GROVE CITY, Pa., April 17, 2012 — Dwight Howard is a rare combination of power, timing and springiness. This enables him to dominate the paint like no one has since Shaquille O’Neal was getting whacked by three 6’10” minions just to keep him away from the rim in the early 2000s.
Unfortunately, Howard is also the rare combination of being chronically self-absorbed yet lacking any sort of self-awareness. The ongoing saga between he and Orlando Magic coach Stan Van Gundy – in which Van Gundy has claimed that Howard tried to get him fired, followed by Howard’s fervent denial in the most awkward interview of our generation – has reached an all-time low.
WKMG reported Thursday morning that Howard allegedly called Magic owner Rich DeVos to tell him that we will no longer play for Van Gundy.

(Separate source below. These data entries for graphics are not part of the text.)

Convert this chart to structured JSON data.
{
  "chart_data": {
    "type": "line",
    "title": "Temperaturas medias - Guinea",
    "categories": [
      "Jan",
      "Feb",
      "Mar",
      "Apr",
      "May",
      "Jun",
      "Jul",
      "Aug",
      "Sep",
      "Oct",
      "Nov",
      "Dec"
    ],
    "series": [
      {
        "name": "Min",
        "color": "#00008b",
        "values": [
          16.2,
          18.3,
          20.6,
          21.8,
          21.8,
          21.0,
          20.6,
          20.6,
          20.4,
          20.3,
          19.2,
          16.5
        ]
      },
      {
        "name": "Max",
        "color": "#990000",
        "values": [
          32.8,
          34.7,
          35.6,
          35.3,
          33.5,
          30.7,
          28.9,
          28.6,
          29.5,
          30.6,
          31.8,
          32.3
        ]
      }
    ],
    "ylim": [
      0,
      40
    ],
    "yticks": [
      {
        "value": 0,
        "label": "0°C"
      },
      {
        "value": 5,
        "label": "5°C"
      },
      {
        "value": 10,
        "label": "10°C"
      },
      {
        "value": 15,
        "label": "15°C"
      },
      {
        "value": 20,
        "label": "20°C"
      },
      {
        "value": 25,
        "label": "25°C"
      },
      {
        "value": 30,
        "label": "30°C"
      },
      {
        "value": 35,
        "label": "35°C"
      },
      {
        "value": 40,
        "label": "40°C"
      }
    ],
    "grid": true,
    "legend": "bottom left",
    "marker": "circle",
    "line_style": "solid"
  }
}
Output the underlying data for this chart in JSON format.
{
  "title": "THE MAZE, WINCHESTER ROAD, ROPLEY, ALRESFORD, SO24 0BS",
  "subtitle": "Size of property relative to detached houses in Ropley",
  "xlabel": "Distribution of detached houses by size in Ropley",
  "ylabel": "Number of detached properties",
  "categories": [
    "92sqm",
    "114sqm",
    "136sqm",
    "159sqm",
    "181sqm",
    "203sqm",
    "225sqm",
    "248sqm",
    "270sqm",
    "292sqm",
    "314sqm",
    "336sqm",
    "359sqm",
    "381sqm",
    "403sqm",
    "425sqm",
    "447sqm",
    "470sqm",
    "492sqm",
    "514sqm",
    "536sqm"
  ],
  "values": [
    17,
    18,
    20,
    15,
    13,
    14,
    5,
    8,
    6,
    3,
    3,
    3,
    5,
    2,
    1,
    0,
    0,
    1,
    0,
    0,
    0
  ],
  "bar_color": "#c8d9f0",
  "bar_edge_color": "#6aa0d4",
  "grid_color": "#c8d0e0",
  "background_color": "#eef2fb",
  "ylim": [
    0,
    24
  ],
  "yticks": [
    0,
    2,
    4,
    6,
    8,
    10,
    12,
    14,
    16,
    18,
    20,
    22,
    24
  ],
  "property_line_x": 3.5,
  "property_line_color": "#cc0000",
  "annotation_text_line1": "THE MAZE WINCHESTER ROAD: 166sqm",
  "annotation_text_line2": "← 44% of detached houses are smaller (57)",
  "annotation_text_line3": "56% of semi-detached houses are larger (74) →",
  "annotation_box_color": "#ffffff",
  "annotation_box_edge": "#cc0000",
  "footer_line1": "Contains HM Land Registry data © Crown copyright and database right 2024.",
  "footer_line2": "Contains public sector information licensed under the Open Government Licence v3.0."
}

Of course, this all stems from Howard’s long, slow, painful, pitiful (in)decision to waive the opt-out clause of his contract with the Magic several weeks ago, thus meaning he would remain under contract at least one more year. Citing “honesty” and “loyalty,” Howard woefully attempted to promote his “good-guy” image in the following press conference, acting like he had done the city of Orlando and the Magic franchise one helluva good deed.
The rest of us, meanwhile, shook our heads.
For the duration of his seven year career, Howard has been the oft subject of interviews, commercials, feature stories and Sports Center pieces. His agenda throughout all of these has been clear: “Look, guys, I’m a goofy, carefree dude.” He wants you to like him, because unlike other ho-hum players, he has that endearing sort of immaturity that has him dunking in a Superman cape on All-Star Weekend. He cares what you think.
Yet his recent actions with his contract and with Van Gundy reveal the true Dwight Howard.
I’m not saying he’s a villain, because I think he means well. Sadly, however, Howard is another case of a player too immature and too self-absorbed to see the truth—that we’re not falling for his misguided attempts to promote his character.
The more he wavers and denies, the more we grimace. At least LeBron made it clear.
Granted, the self-absorbed superstar is nothing new. Hell, Carmelo Anthony has a painting of himself hanging above his fireplace. But we liked Howard; for a time, he was endearing.
Now it seems we no longer like Howard. His self-awareness is comically woeful. He has time to redeem himself, of course, but for now, he’s just a sad tale.